With the above embodiments in mind, it should be understood that the invention may employ various computer-implemented operations involving data stored in computer systems. These operations are those requiring physical manipulation of physical quantities. Usually, though not necessarily, these quantities take the form of electrical or magnetic signals capable of being stored, transferred, combined, compared, and otherwise manipulated. Further, the manipulations performed are often referred to in terms, such as producing, identifying, determining, or comparing.
Any of the operations described herein that form part of the invention are useful machine operations. The invention also relates to a device or an apparatus for performing these operations. The apparatus may be specially constructed for the required purposes, or it may be a general purpose computer selectively activated or configured by a computer program stored in the computer. In particular, various general purpose machines may be used with computer programs written in accordance with the teachings herein, or it may be more convenient to construct a more specialized apparatus to perform the required operations.

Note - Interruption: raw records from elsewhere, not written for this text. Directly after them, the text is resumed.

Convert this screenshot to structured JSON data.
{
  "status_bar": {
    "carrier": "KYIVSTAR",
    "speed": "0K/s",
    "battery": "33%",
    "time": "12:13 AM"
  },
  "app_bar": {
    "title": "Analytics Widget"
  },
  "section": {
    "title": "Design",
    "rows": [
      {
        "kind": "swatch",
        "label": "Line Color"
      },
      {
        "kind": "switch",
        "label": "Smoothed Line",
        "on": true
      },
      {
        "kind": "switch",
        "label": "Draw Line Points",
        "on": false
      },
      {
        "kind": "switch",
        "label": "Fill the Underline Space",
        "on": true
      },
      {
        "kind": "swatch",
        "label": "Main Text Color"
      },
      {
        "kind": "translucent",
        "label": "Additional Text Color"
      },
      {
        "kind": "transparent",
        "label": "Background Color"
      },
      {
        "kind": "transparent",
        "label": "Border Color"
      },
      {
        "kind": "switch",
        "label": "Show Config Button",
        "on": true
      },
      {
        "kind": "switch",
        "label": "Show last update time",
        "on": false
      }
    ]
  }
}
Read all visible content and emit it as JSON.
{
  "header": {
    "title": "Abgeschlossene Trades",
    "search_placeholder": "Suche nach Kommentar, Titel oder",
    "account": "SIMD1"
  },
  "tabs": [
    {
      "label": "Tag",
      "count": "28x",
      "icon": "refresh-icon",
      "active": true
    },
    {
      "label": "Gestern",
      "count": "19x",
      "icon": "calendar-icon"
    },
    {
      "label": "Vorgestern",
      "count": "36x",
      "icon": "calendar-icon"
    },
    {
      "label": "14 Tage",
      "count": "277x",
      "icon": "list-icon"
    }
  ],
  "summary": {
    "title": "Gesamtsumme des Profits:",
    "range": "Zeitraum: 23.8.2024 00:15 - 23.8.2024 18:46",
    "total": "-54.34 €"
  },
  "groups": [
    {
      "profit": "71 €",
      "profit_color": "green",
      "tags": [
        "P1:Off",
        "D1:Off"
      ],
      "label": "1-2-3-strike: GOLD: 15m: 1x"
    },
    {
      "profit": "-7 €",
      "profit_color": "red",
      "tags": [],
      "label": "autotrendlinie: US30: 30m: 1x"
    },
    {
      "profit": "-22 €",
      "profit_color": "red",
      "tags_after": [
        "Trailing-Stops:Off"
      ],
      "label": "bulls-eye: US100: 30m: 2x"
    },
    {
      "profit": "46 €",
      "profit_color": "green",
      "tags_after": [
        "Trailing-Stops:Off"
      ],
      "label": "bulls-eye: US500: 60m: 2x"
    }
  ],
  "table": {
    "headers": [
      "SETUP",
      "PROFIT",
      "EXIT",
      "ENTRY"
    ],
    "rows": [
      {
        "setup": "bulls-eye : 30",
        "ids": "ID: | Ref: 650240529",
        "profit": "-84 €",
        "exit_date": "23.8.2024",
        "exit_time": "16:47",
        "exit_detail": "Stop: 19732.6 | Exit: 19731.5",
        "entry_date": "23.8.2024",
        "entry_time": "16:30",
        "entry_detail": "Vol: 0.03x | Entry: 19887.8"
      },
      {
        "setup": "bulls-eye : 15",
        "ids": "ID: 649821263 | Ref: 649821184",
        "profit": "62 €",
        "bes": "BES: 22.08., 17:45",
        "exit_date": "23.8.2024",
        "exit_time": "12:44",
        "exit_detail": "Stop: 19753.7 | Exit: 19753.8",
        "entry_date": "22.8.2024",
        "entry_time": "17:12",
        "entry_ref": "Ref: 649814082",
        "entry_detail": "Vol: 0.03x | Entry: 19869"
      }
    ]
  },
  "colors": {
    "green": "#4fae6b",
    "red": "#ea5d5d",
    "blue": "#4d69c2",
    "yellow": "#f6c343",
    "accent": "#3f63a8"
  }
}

The invention can also be embodied as computer readable code on a computer readable medium. The computer readable medium is any data storage device that can store data which can be thereafter be read by a computer system. Examples of the computer readable medium include hard drives, network attached storage (NAS), read-only memory, random-access memory, CD-ROMs, CD-Rs, CD-RWs, magnetic tapes, and other optical and non-optical data storage devices. The computer readable medium can also be distributed over a network coupled computer systems so that the computer readable code is stored and executed in a distributed fashion.
Although the foregoing invention has been described in some detail for purposes of clarity of understanding, it will be apparent that certain changes and modifications may be practiced within the scope of the appended claims. Accordingly, the present embodiments are to be considered as illustrative and not restrictive, and the invention is not to be limited to the details given herein, but may be modified within the scope and equivalents of the appended claims.